George Hurrell gave the Golden Age of Hollywood its glossy sheen and soft-focus seductiveness. He was the foremost publicity stills photographer of the day - a man responsible for creating icons.

Hurrell’s portfolio reads like an A-list who’s who: Greta Garbo, Humphrey Bogart, Judy Garland, Katharine Hepburn, Laurence Olivier, Rita Hayworth, to name a few. Many stars refused to sit for anyone else.

It was Hurrell who suggested Veronica Lake should flick a sumptuous curl over one cheek and peer through it in what became known as her peekaboo look. In another stroke of genius, he snapped a sultry (and bra-less) Jane Russell in a haystack. His black and white portraits show a creativity of composition and painterly flare that modern photographers have since plundered.

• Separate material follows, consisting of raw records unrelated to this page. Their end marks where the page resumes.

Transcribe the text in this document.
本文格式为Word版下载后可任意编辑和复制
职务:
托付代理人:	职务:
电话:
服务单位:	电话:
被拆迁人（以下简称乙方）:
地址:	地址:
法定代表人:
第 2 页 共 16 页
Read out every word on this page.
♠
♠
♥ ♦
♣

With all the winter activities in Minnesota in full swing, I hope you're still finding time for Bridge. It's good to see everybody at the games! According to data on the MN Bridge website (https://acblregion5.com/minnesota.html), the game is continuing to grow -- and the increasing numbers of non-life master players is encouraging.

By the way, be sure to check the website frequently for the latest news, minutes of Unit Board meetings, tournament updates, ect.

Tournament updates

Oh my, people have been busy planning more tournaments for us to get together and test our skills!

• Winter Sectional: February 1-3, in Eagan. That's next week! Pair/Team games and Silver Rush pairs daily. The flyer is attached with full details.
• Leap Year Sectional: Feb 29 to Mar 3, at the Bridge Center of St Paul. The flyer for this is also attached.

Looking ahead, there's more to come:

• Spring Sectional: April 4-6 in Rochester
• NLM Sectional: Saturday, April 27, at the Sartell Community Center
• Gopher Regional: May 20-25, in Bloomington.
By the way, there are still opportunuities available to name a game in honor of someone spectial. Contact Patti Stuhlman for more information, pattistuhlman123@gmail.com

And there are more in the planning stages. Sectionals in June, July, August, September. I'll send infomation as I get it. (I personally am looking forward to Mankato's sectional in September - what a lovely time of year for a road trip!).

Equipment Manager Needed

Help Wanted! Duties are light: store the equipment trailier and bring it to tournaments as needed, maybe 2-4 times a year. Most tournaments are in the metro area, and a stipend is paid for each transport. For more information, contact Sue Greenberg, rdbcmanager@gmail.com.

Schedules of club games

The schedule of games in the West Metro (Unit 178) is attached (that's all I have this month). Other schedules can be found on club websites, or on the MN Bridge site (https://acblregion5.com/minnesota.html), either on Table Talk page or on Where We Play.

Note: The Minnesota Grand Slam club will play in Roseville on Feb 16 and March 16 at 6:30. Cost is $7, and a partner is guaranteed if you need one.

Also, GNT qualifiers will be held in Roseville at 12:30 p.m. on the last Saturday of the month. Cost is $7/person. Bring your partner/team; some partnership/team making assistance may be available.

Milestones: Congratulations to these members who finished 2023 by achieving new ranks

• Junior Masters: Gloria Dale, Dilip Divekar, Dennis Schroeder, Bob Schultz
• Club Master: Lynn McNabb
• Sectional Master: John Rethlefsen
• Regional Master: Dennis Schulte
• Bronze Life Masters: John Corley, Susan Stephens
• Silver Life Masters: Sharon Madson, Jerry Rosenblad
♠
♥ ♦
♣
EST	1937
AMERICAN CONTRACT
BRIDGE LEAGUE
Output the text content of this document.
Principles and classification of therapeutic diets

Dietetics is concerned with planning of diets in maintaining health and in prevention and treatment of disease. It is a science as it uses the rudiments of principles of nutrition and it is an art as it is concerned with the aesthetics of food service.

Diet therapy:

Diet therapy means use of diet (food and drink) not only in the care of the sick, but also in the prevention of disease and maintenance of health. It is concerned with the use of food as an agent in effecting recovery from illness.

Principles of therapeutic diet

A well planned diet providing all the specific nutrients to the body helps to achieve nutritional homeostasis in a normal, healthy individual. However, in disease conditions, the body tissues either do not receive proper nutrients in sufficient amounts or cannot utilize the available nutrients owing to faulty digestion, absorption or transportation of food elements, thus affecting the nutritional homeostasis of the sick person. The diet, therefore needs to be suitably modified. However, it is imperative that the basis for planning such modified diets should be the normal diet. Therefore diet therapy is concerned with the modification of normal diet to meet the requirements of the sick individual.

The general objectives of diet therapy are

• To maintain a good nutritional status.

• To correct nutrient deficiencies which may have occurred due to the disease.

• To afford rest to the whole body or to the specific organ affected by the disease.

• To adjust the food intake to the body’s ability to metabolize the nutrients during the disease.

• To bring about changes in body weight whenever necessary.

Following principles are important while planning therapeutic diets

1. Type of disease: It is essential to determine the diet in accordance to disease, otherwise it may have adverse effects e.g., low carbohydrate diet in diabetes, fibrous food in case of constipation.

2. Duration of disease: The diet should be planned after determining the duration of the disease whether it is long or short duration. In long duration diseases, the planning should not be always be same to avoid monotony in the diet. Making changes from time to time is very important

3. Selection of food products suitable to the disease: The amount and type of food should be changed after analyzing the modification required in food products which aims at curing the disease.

"A Hurrell portrait is to the ordinary publicity still about what a Rolls-Royce is to a roller-skate," wrote Esquire in 1936.

He developed his own spotlighting and soft focus techniques, such as fitting a boom microphone with a light so that he could move it around his studio. He was skilled at retouching the negatives, decades before Photoshop made such airbrushing commonplace, and preferred his subjects to wear little make-up in the days when drawn on eyebrows and overtly painted mouths were ubiquitous.

It took a while for the artistry of Hurrell’s portraits to gain more attention than their high profile subjects. But collectors began showing interest in his work and in 1981 one of his portraits of Ramon Novarro sold at Christie’s for $9,000 – the first time a still had ever sold for such a price. The piece is now in the Metropolitan Museum of Modern Art.

Hurrell, who died 20 years ago, outlived many of the stars he photographed and is now recognised as one of America’s greatest portrait photographers.